Barcelona: The Last Stop

We arrived in Barcelona around lunchtime, and enjoyed one of the best meals we’ve ever had in Europe at our hotel’s restaurant—not something I had expected. I had chicken with mustard sauce while Colton feasted on monkfish. These were followed up by cheesecake and ice cream. Not too bad for less than 10 euros each.


A lot of our time in Barcelona was spent napping—or in la siesta. This was institutionalized by Spain’s habit of a very late dinner (most restaurants don’t open until eight or later). 
Random Europe hotel habit: two beds pushed together instead of one big bed. 
No sleeping in the middle.
We had arrived in Barcelona on New Year’s Eve, something that we kept forgetting. We had planned to spend some time relaxing in a nearby coffee shop but found that most were closing early for the holiday and in a desperate need for food, found a restaurant and ordered burgers. 
Silly American mistake: I thought the chicken option on the menu would be like a
fried chicken sandwich, not an actual chicken burger.
Here we also experienced some of the typical behavior of the residents. They are not the most enthusiastic bunch. Something I kept forgetting whenever we went out to eat. The Catalans (Barcelonians? I forget what the name is) generally give the impression of being bored and in no hurry for anything in particular—at least those in the restaurant business.
On New Years, we enjoyed breakfast at the hotel before making our way to the Sagrada Familia, a truly unique cathedral that has been incomplete for over a hundred years and they won’t finish it until at least 2030. On the way we heard and saw parrots, they are about as common as the pigeons, so I’m the sure the locals enjoyed watching us tourists stop to take photos of the little green birds.
The line for the entrance wrapped around the building and we learned that the wait was near three hours with only two more hours left for viewing time (they were closing early for the holiday). 
We decided to visit on the next day and went to a nearby café and had a bit too sweet carrot cake (It was delicious, just huge and after a while the sugar was going straight to my head).
We left the cafe and went to visit another creation of Gaudi’s (the original designer of the Sagrada Familia)—the Gruell Park. We wandered around its woods and climbed to the top of the hill for a fantastic view of Barcelona, however we didn’t venture into the Gaudi house so no giant iguana statues (bummer).

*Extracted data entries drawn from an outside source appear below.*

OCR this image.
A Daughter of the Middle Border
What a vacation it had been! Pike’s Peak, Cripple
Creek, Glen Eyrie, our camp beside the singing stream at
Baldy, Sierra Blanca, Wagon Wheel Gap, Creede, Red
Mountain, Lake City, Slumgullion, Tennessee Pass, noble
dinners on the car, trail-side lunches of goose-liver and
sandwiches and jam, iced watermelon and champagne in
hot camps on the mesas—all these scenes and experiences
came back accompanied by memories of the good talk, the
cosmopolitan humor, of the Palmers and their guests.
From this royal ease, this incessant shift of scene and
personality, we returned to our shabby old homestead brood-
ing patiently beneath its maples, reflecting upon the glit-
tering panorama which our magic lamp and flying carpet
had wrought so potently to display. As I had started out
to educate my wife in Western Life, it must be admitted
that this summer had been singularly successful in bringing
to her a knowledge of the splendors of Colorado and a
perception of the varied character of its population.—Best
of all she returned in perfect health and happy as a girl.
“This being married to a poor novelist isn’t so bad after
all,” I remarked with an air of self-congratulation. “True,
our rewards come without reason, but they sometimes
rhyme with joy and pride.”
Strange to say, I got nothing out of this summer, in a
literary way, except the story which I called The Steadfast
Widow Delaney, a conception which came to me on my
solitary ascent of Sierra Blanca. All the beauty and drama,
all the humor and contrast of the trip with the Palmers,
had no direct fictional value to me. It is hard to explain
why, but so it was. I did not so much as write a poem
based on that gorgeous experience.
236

That night we found some comfort food at Shanti, an Indian restaurant not far from our hotel. At first, and for much of the meal, we were the only diners in the restaurant, which worked out well as Colton quizzed our poor waitress Sharan about everything from the food to her taste in Bollywood films. The meal was fantastic and we topped if off with two cups of chai each (crazy I know)—I ate too much and could barely make the walk back but it was delicious.
The next day we managed to make it inside the cathedral, a rare mix of modern design, natural themes, and fantastic simplicity (only the inside, I would never call the outside simple). It’s a beautiful structure that is a feast for the eyes, with museums dedicated to its design and designer underneath so you can learn how much of a genius Gaudi was (and that some people actually do use geometry).

Then we made the hike down to the beach, where I discovered that the Mediterranean in January is much colder than the English Channel was in October, as these lovely photos demonstrate.

After the beach it was time to visit the aquarium, where we witnessed one of God’s creations where I’m pretty sure he just went “This should be fun. . .”

We finished off our apparent marine-themed day with some seafood ravioli to finish off our last night in Espaňa.

We left for the train the next day and it was hard to believe we had managed to survive traveling 14 days, over 3,500 miles on a train, near 50 miles on foot, visiting seven cities in seven countries.